🤖 AI Summary
High-resolution outpainting of artistic images often suffers from unstable global structure, weak layout control, and high inference latency. This work proposes a two-stage diffusion framework: in the first stage, a layout adapter generates a low-resolution global blueprint conditioned on bounding boxes, ensuring structural stability and enabling explicit layout control; in the second stage, high-resolution local regions are synthesized in parallel, guided by the blueprint to preserve global consistency. Built upon a Stable Diffusion inpainting model, the approach integrates forward-diffusion low-frequency-preserving initialization with a parallel patch generation strategy.
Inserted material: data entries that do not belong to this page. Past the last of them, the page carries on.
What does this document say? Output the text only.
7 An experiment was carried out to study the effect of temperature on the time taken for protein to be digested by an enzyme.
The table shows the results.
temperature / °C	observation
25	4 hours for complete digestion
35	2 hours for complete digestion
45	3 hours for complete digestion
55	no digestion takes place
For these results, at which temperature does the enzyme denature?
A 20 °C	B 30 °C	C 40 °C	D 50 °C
Evaluated on large-scale artistic datasets, the method achieves significant improvements in visual fidelity and semantic coherence, offers faster inference than existing approaches, and supports flexible user-specified object placement for layout control.
📝 Abstract
Image outpainting extends an image beyond its original borders, requiring seamless style integration and globally coherent scene completion. Building on the success of diffusion models, recent methods have achieved substantial improvements in visual quality. In practice, however, high-resolution outpainting is commonly performed via progressive expansion around a fixed source image, particularly in artwork scenarios. Despite this progress, existing approaches still suffer from three key limitations: (i) the absence of a reliable global planning mechanism, which leads to structural instability and error accumulation at high resolutions; (ii) limited spatial controllability beyond text prompts, making it difficult to place objects at user-specified locations; and (iii) high inference latency caused by inherently sequential patch generation. To address these issues, we propose a global blueprint-guided two-stage diffusion framework for layout-controllable high-resolution outpainting with efficient parallel synthesis. In Stage 1, we generate a low-resolution global blueprint using a layout adapter that injects bounding-box conditions into a Stable Diffusion inpainting backbone, producing a globally consistent structural plan while extracting global guidance features. In Stage 2, we synthesize high-resolution local patches in parallel by injecting the blueprint-derived global guidance and initializing each patch from the blueprint using the low-frequency preservation property of forward diffusion. This design eliminates sequential dependency while maintaining global coherence. Extensive experiments on large-scale artwork datasets demonstrate improved visual fidelity, stronger semantic consistency, and substantially reduced inference time compared to prior baselines, while uniquely supporting explicit layout control for artwork outpainting.